By John Irish and Emmanuel Jarry

PARIS — French police shot dead a man wielding a meat cleaver after he tried to enter a police station on Thursday, the anniversary of militant attacks in Paris, shouting "Allahu akbar" (God is Great) and wearing what turned out to be a fake suicide belt.

The Paris prosecutor said the man was also carrying a mobile phone and a sheet of paper bearing the Islamic State flag and a claim of responsibility by the militant group written in Arabic.

According to a judicial source, Ali Sallah was a Moroccan born in 1995 in Casablanca. He was homeless and known to police for theft in 2012 in the Var region of southern France.

French Justice Minister Christiane Taubira told French television i-Tele that from what was known so far, the man had no known links to violent Islamist radicalism.

She suggested he might have been mentally unstable.

Thursday is the first anniversary of deadly Islamist attacks on the Charlie Hebdo satirical magazine in the French capital and Sallah's attack came just minutes after President Francois Hollande had given a commemoration speech elsewhere in Paris.

Security concerns intensified further in France in November when 130 people were killed in shootings and suicide bombings targeting a Paris music hall, bars, restaurants and a stadium.

Those attacks were claimed by Islamic State, the militant group that controls swathes of Iraq and Syria. Several of the militants involved were, like the Hebdo killers, French-born.

In his statement, Paris Prosecutor Francois Molins said a terrorism inquiry had been opened into Thursday's attack.

"(The man) shouted 'Allahu akbar' and had wires protruding from his clothes. That's why the police officer opened fire," a police official said.

French Interior Ministry spokesman Pierre-Henry Brandet later said the suicide belt the man was wearing was fake.

Journalist Anna Polonyi, who could see the outside of the police station from the window of her flat, posted photos on social media that showed what appeared to be a bomb-disposal robot beside the body of the man, who was wearing jeans and a gray coat.

Polonyi told Reuters that her sister, in the flat with her, had seen the incident.

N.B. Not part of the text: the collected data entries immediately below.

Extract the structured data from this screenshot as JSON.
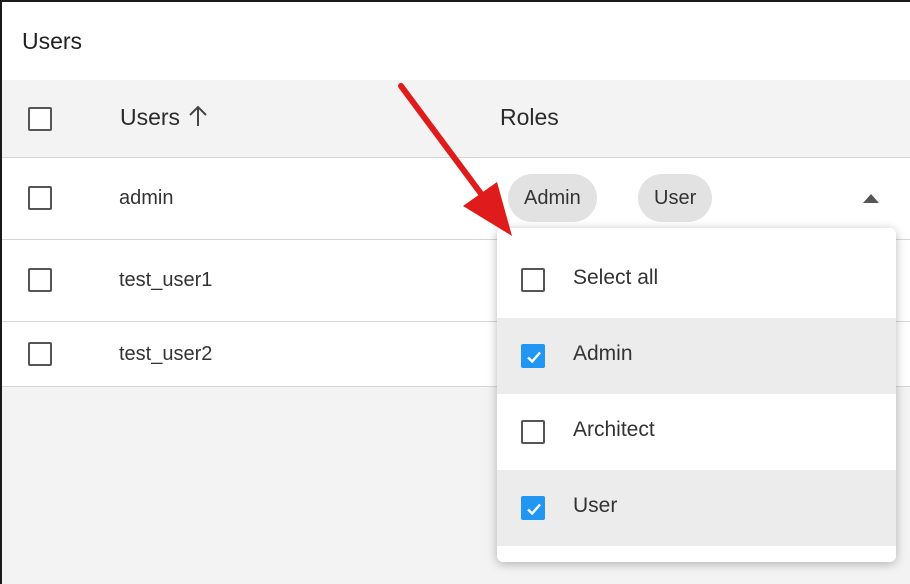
{
  "panel": {
    "title": "Users"
  },
  "table": {
    "columns": {
      "users": "Users",
      "roles": "Roles"
    },
    "rows": [
      {
        "name": "admin",
        "roles": [
          "Admin",
          "User"
        ]
      },
      {
        "name": "test_user1"
      },
      {
        "name": "test_user2"
      }
    ]
  },
  "dropdown": {
    "options": [
      {
        "label": "Select all",
        "checked": false
      },
      {
        "label": "Admin",
        "checked": true
      },
      {
        "label": "Architect",
        "checked": false
      },
      {
        "label": "User",
        "checked": true
      }
    ]
  },
  "colors": {
    "accent": "#2196f3",
    "arrow": "#e01b1b"
  },
  "icons": {
    "sort": "arrow-up-icon",
    "caret": "caret-up-icon"
  }
}
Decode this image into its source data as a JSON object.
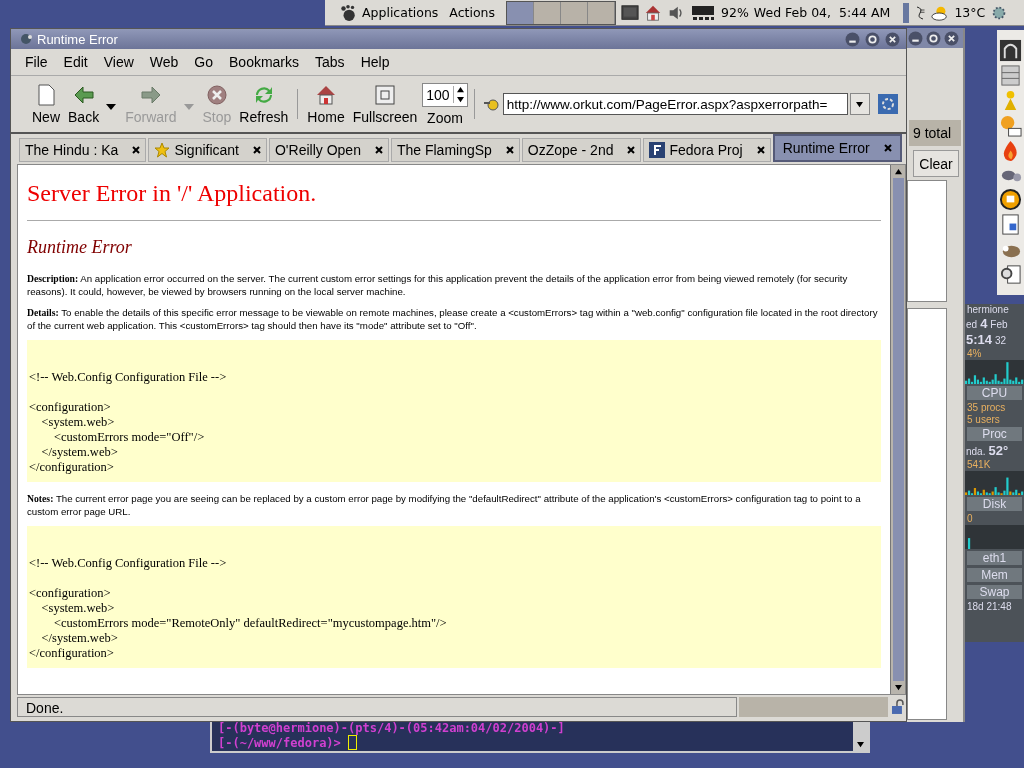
{
  "panel": {
    "menus": [
      "Applications",
      "Actions"
    ],
    "workspaces": [
      {
        "selected": true
      },
      {
        "selected": false
      },
      {
        "selected": false
      },
      {
        "selected": false
      }
    ],
    "battery": "92%",
    "clock": "Wed Feb 04,  5:44 AM",
    "temperature": "13°C"
  },
  "browser": {
    "title": "Runtime Error",
    "menu": [
      "File",
      "Edit",
      "View",
      "Web",
      "Go",
      "Bookmarks",
      "Tabs",
      "Help"
    ],
    "toolbar": [
      {
        "label": "New",
        "disabled": false,
        "dropdown": false
      },
      {
        "label": "Back",
        "disabled": false,
        "dropdown": true
      },
      {
        "label": "Forward",
        "disabled": true,
        "dropdown": true
      },
      {
        "label": "Stop",
        "disabled": true,
        "dropdown": false
      },
      {
        "label": "Refresh",
        "disabled": false,
        "dropdown": false
      },
      {
        "label": "Home",
        "disabled": false,
        "dropdown": false
      },
      {
        "label": "Fullscreen",
        "disabled": false,
        "dropdown": false
      }
    ],
    "zoom": {
      "label": "Zoom",
      "value": "100"
    },
    "url": "http://www.orkut.com/PageError.aspx?aspxerrorpath=",
    "tabs": [
      {
        "label": "The Hindu : Ka",
        "selected": false,
        "kind": "plain"
      },
      {
        "label": "Significant",
        "selected": false,
        "kind": "starred"
      },
      {
        "label": "O'Reilly Open",
        "selected": false,
        "kind": "plain"
      },
      {
        "label": "The FlamingSp",
        "selected": false,
        "kind": "plain"
      },
      {
        "label": "OzZope - 2nd",
        "selected": false,
        "kind": "plain"
      },
      {
        "label": "Fedora Proj",
        "selected": false,
        "kind": "branded"
      },
      {
        "label": "Runtime Error",
        "selected": true,
        "kind": "plain"
      }
    ],
    "status": "Done."
  },
  "page": {
    "heading": "Server Error in '/' Application.",
    "subheading": "Runtime Error",
    "sections": [
      {
        "kind": "paragraph",
        "label": "Description:",
        "text": "An application error occurred on the server. The current custom error settings for this application prevent the details of the application error from being viewed remotely (for security reasons). It could, however, be viewed by browsers running on the local server machine."
      },
      {
        "kind": "paragraph",
        "label": "Details:",
        "text": "To enable the details of this specific error message to be viewable on remote machines, please create a <customErrors> tag within a \"web.config\" configuration file located in the root directory of the current web application. This <customErrors> tag should then have its \"mode\" attribute set to \"Off\"."
      },
      {
        "kind": "code",
        "comment": "<!-- Web.Config Configuration File -->",
        "lines": [
          "<configuration>",
          "    <system.web>",
          "        <customErrors mode=\"Off\"/>",
          "    </system.web>",
          "</configuration>"
        ]
      },
      {
        "kind": "paragraph",
        "label": "Notes:",
        "text": "The current error page you are seeing can be replaced by a custom error page by modifying the \"defaultRedirect\" attribute of the application's <customErrors> configuration tag to point to a custom error page URL."
      },
      {
        "kind": "code",
        "comment": "<!-- Web.Config Configuration File -->",
        "lines": [
          "<configuration>",
          "    <system.web>",
          "        <customErrors mode=\"RemoteOnly\" defaultRedirect=\"mycustompage.htm\"/>",
          "    </system.web>",
          "</configuration>"
        ]
      }
    ]
  },
  "back_window": {
    "count": "9 total",
    "button": "Clear"
  },
  "terminal": {
    "lines": [
      "[-(byte@hermione)-(pts/4)-(05:42am:04/02/2004)-]",
      "[-(~/www/fedora)> "
    ]
  },
  "monitor": {
    "host": "hermione",
    "date": [
      "ed",
      "4",
      "Feb"
    ],
    "time": [
      "5:14",
      "32"
    ],
    "cpu_load": "4%",
    "cpu": "CPU",
    "procs": "35 procs",
    "users": "5 users",
    "proc": "Proc",
    "sensor": [
      "nda.",
      "52°"
    ],
    "memory_value": "541K",
    "disk": "Disk",
    "disk_value": "0",
    "net": "eth1",
    "mem": "Mem",
    "swap": "Swap",
    "uptime": "18d 21:48"
  }
}
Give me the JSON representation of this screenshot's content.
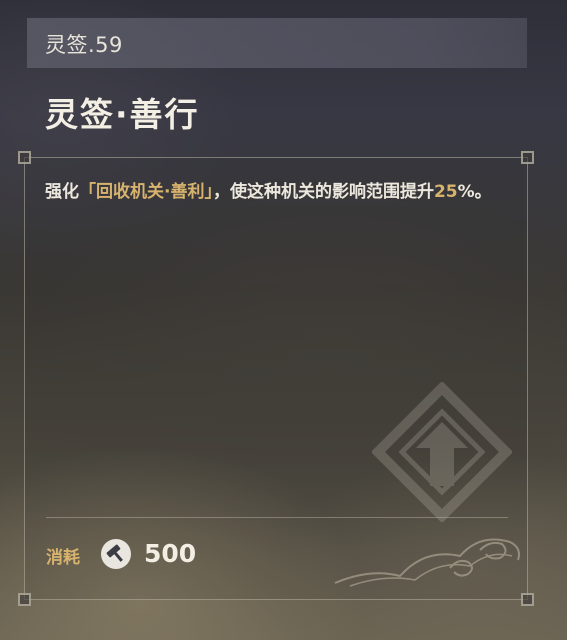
{
  "header": {
    "level_label": "灵签.59"
  },
  "card": {
    "title": "灵签·善行"
  },
  "description": {
    "prefix": "强化",
    "highlight_name": "「回收机关·善利」",
    "middle": "，使这种机关的影响范围提升",
    "highlight_value": "25",
    "suffix": "%。"
  },
  "cost": {
    "label": "消耗",
    "icon": "hammer-icon",
    "value": "500"
  },
  "colors": {
    "highlight": "#d7b36e",
    "text": "#ece8dd"
  }
}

She said the police shouted at the man and that they shot him as he was running towards them.

In his commemoration speech, Hollande promised to equip police better to prevent further militant attacks. He also defended draconian security measures implemented since November that his Socialist government had once shunned.

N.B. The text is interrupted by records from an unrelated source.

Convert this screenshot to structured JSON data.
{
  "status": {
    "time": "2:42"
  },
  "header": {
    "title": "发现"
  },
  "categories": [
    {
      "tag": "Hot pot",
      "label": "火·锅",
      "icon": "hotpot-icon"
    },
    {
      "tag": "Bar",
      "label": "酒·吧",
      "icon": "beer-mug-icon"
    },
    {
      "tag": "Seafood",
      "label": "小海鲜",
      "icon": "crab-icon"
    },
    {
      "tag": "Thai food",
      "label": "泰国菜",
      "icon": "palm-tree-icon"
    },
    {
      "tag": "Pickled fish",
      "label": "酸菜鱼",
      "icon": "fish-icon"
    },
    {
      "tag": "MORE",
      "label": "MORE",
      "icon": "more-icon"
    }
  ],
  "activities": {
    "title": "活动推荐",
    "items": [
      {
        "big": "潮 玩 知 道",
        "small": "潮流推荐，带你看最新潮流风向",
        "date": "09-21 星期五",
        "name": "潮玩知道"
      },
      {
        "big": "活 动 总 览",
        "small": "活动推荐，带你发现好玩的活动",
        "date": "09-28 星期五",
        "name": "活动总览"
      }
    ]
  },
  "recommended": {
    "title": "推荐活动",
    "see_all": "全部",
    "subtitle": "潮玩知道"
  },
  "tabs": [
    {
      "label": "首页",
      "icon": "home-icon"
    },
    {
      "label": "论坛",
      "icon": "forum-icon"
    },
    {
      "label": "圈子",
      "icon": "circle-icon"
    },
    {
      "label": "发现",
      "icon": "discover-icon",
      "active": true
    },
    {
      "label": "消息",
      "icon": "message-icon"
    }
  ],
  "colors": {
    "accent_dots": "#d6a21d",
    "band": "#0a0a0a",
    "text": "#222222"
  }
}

Last year's attacks have boosted the popularity of the far-right, anti-immigrant National Front party ahead of a presidential election due in 2017.

"Terrorism has not stopped posing a threat to our country," Hollande said.

Since the November attacks, Paris has increased its efforts to strike militants in Syria and Iraq, becoming the second largest contributor to the U.S.-led coalition against Islamic State.

Security measures at home have included a three-month state of emergency during which the police have launched hundreds of raids on homes, mosques, restaurants and hotels.

Separately on Thursday, a French court sentenced a French-born Islamist militant in absentia to 15 years in jail for his role in recruiting militants to fight for the group in Syria in 2013.

The whereabouts of Salim Benghalem, 35, who is believed to have had links to the perpetrators of both series of Paris attacks, remain unknown. He is suspected of being an Islamic State executioner and of having led a group of French-speaking jihadis in Raqqa, Syria.

The French court sentenced six other defendants at Thursday's hearing to jail terms of between six and nine years for being part of the recruitment network.

It was the first such court case involving militant Islamists in France since the November killings.